PHOENIX — The Latest on a proposal allowing Arizona’s state motto in schools (all times local):
A proposal allowing teachers to display the state’s Latin motto and its English translation is heading to Gov. Doug Ducey’s desk despite concern from secular activists.
The House of Representatives on Tuesday passed a bill to allow schools to display the Latin phrase “Ditat Deus,” and its English translation “God enriches.”
The Republican-backed proposal passed along party lines in both chambers.
Secular activists spoke out against the bill for possibly raising constitutional concerns by blurring the line between church and state. But proponents said it will help teach students about the state’s history.
“Ditat Deus” was previously the motto for the Territory of Arizona, and was carried over when it became a state in 1912. It’s displayed on the state seal.

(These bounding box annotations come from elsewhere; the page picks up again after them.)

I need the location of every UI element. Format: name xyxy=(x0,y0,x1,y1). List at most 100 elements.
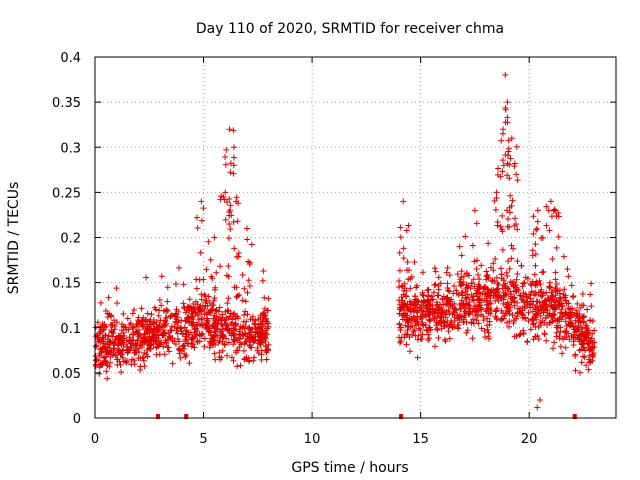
data-point xyxy=(149,333,156,340)
data-point xyxy=(513,143,520,150)
data-point xyxy=(118,327,125,334)
data-point xyxy=(587,317,594,324)
data-point xyxy=(474,313,481,320)
x-tick-label: 15 xyxy=(412,432,429,447)
data-point xyxy=(418,335,425,342)
data-point xyxy=(527,280,534,287)
data-point xyxy=(246,261,253,268)
data-point xyxy=(234,363,241,370)
data-point xyxy=(465,294,472,301)
data-point xyxy=(490,260,497,267)
data-point xyxy=(256,330,263,337)
data-point xyxy=(518,262,525,269)
data-point xyxy=(207,307,214,314)
data-point xyxy=(435,292,442,299)
data-point xyxy=(441,336,448,343)
data-point xyxy=(210,297,217,304)
data-point xyxy=(225,263,232,270)
data-point xyxy=(415,321,422,328)
data-point xyxy=(514,258,521,265)
data-point xyxy=(409,302,416,309)
data-point xyxy=(151,304,158,311)
data-point xyxy=(443,269,450,276)
data-point xyxy=(219,338,226,345)
data-point xyxy=(553,324,560,331)
data-point xyxy=(245,258,252,265)
data-point xyxy=(548,303,555,310)
data-point xyxy=(585,366,592,373)
data-point xyxy=(513,221,520,228)
data-point xyxy=(99,360,106,367)
data-point xyxy=(194,311,201,318)
data-point xyxy=(530,320,537,327)
data-point xyxy=(203,319,210,326)
data-point xyxy=(562,318,569,325)
data-point xyxy=(485,310,492,317)
data-point xyxy=(146,323,153,330)
data-point xyxy=(446,335,453,342)
data-point xyxy=(509,197,516,204)
data-point xyxy=(551,339,558,346)
data-point xyxy=(401,287,408,294)
data-point xyxy=(531,289,538,296)
data-point xyxy=(402,322,409,329)
data-point xyxy=(224,300,231,307)
data-point xyxy=(427,301,434,308)
data-point xyxy=(104,362,111,369)
data-point xyxy=(227,169,234,176)
data-point xyxy=(583,328,590,335)
data-point xyxy=(259,319,266,326)
data-point xyxy=(563,297,570,304)
data-point xyxy=(115,342,122,349)
data-point xyxy=(423,327,430,334)
data-point xyxy=(413,308,420,315)
data-point xyxy=(539,234,546,241)
data-point xyxy=(118,369,125,376)
data-point xyxy=(157,317,164,324)
data-point xyxy=(124,315,131,322)
data-point xyxy=(191,344,198,351)
data-point xyxy=(210,340,217,347)
data-point xyxy=(498,316,505,323)
data-point xyxy=(444,318,451,325)
data-point xyxy=(570,334,577,341)
data-point xyxy=(137,367,144,374)
data-point xyxy=(167,313,174,320)
data-point xyxy=(417,313,424,320)
data-point xyxy=(404,267,411,274)
data-point xyxy=(240,347,247,354)
data-point xyxy=(457,305,464,312)
data-point xyxy=(220,333,227,340)
data-point xyxy=(400,245,407,252)
data-point xyxy=(130,324,137,331)
data-point xyxy=(550,312,557,319)
data-point xyxy=(577,369,584,376)
data-point xyxy=(580,345,587,352)
data-point xyxy=(226,327,233,334)
data-point xyxy=(397,338,404,345)
data-point xyxy=(396,278,403,285)
data-point xyxy=(516,332,523,339)
data-point xyxy=(546,227,553,234)
data-point xyxy=(207,256,214,263)
data-point xyxy=(207,308,214,315)
data-point xyxy=(234,218,241,225)
data-point xyxy=(197,332,204,339)
data-point xyxy=(415,332,422,339)
data-point xyxy=(564,266,571,273)
data-point xyxy=(539,269,546,276)
data-point xyxy=(463,329,470,336)
data-point xyxy=(521,279,528,286)
data-point xyxy=(202,323,209,330)
data-point xyxy=(222,153,229,160)
data-point xyxy=(529,316,536,323)
data-point xyxy=(255,350,262,357)
data-point xyxy=(234,293,241,300)
data-point xyxy=(569,305,576,312)
data-point xyxy=(262,342,269,349)
data-point xyxy=(156,341,163,348)
data-point xyxy=(500,277,507,284)
data-point xyxy=(525,318,532,325)
data-point xyxy=(129,310,136,317)
data-point xyxy=(230,341,237,348)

The Arizona state legislature is considering a proposal to allow teachers to display the state motto in their classrooms, a proposition that rankles some secular advocates because of the motto’s religious connotations.
The proposal would allow teachers and administrators to read or display state’s motto, Ditat Deus, which translates to “God enriches.” The House of Representatives debated the proposal for more than an hour, with some Democrats raising concerns about constitutional violations or offending atheist children and their families.
Supporters have said displaying the motto would help teach students about state history.
The Republican-backed proposal passed along party lines in the state Senate and still needs another vote from the House.
Teachers are already expressly allowed to read or display the national motto, “In God We Trust.”